Los libros más conocidos de Agatha Christie

Dama del misterio, Reina del crimen, sea como sea el apodo por el que conozcas a Agatha Christie, todo el planeta ha oído charlar de esta excelente escritora. Y no es nada extraño, puesto que es una autora superventas que supera sobradamente a cualquier escritor superventas excluyendo a William Shakespeare. Pocos escritores han vendido un millón de ejemplares en un día.

Los icónicos misterios de los asesinatos de sus libros han atormentado a los lectores a lo largo de décadas, con miles y miles de millones de libros vendidos en el mundo entero.

Agatha es quien se encarga de crear ciertos personajes y también historias más icónicos de la literatura, incluyendo el detective Hercule Poirot; y es que el legado de esta prosista británica no tiene parangón.

Definió el género enigmático mediante sus historias extrañas, misteriosas y también sorprendentes. Sus personajes recordables solo rivalizan con el imborrable pasado de la propia escritora.

¿Sabías que su primera novela fue inspirada por un reto?

Cuando era adolescente, Agatha Christie ensayó con la poesía y los cuentos. No obstante, no fue hasta el momento en que su hermana la desafió a redactar algo más largo cuando nació su primera novela. El libro, llamado The Mysterious Affair at Styles -El enigmático caso de Styles- (mil novecientos veinte), presentó al detective Hercule Poirot, quien después se transformaría en un icono literario popular como hemos visto.

Entre las muchas curiosidades de la vida de Agatha Christie, se puede destacar que del mismo modo que millones de personas día tras día procuran desesperadamente parar de fumar, Agatha Christie trató desesperadamente de… todo lo opuesto, de coger el hábito.

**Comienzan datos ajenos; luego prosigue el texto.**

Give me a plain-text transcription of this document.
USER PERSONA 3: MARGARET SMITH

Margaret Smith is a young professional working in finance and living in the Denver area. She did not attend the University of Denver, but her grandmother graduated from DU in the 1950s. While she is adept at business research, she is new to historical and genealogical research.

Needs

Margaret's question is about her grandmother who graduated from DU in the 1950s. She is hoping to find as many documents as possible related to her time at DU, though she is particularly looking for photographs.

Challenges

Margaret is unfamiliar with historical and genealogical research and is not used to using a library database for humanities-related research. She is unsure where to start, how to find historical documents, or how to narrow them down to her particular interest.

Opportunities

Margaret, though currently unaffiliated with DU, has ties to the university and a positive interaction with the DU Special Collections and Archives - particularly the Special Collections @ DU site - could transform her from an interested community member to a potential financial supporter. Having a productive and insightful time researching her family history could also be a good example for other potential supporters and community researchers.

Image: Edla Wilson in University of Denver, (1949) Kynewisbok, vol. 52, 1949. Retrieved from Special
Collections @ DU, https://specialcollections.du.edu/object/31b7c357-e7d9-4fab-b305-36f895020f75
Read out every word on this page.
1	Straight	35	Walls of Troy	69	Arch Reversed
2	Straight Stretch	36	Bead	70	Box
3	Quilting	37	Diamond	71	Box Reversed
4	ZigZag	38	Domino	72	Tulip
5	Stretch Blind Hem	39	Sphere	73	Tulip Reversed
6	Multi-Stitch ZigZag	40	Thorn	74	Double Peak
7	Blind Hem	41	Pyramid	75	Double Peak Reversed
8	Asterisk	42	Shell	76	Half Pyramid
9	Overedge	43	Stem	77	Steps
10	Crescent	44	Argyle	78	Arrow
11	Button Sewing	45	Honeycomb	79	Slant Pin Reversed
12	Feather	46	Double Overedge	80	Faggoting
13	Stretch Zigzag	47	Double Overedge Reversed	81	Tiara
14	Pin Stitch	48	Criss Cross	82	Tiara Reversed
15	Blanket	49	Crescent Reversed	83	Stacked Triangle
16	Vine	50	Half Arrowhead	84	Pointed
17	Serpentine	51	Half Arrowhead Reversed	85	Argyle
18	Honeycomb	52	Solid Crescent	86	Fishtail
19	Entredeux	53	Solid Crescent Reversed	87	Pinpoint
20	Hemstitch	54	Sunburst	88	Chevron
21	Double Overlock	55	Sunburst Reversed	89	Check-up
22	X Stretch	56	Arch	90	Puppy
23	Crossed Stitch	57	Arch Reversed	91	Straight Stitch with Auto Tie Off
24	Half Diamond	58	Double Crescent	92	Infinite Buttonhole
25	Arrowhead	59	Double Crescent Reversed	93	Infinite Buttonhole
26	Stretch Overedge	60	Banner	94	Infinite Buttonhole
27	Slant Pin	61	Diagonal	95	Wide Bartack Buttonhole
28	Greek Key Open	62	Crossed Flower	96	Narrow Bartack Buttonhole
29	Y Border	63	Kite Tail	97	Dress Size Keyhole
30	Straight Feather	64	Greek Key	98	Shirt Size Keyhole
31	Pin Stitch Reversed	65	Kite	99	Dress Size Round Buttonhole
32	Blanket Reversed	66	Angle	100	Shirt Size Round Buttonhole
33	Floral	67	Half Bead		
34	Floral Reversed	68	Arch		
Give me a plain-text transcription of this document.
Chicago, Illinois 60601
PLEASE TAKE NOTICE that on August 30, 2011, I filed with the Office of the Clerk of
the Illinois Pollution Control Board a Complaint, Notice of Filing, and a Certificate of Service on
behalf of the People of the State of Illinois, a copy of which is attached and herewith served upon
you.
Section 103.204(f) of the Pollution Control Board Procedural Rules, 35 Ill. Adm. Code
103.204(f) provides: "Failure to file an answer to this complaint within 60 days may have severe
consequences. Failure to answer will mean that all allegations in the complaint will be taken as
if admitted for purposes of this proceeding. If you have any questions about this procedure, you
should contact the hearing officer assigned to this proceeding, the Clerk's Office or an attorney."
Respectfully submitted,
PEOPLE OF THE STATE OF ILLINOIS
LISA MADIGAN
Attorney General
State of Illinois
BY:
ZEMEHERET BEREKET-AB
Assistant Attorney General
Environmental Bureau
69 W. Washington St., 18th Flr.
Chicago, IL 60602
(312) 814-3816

La Primera Guerra Mundial había popularizado el tabaco, con lo que fumar se consideraba algo moderno y exótico y no tenía la reputación negativa y real que tiene ahora. Deseando encajar, trató de incluir el tabaco en su rutina, mas no lo logró. No le agradaba fumar.

Además de esto, a lo largo de la Primera Guerra Mundial, trabajó como asistente de boticario y manejó una enorme pluralidad de toxinas, lo que la llevó a desarrollar un conocimiento avanzado sobre los venenos. Su interés en el veneno se tradujo en papel, en tanto que era su procedimiento preferido de asesinato en muchas de sus obras. Su preferencia se debió en parte a su inquina a la violencia gráfica. Asimismo asistía que el sospechoso de asesinato fuera todavía más enigmático.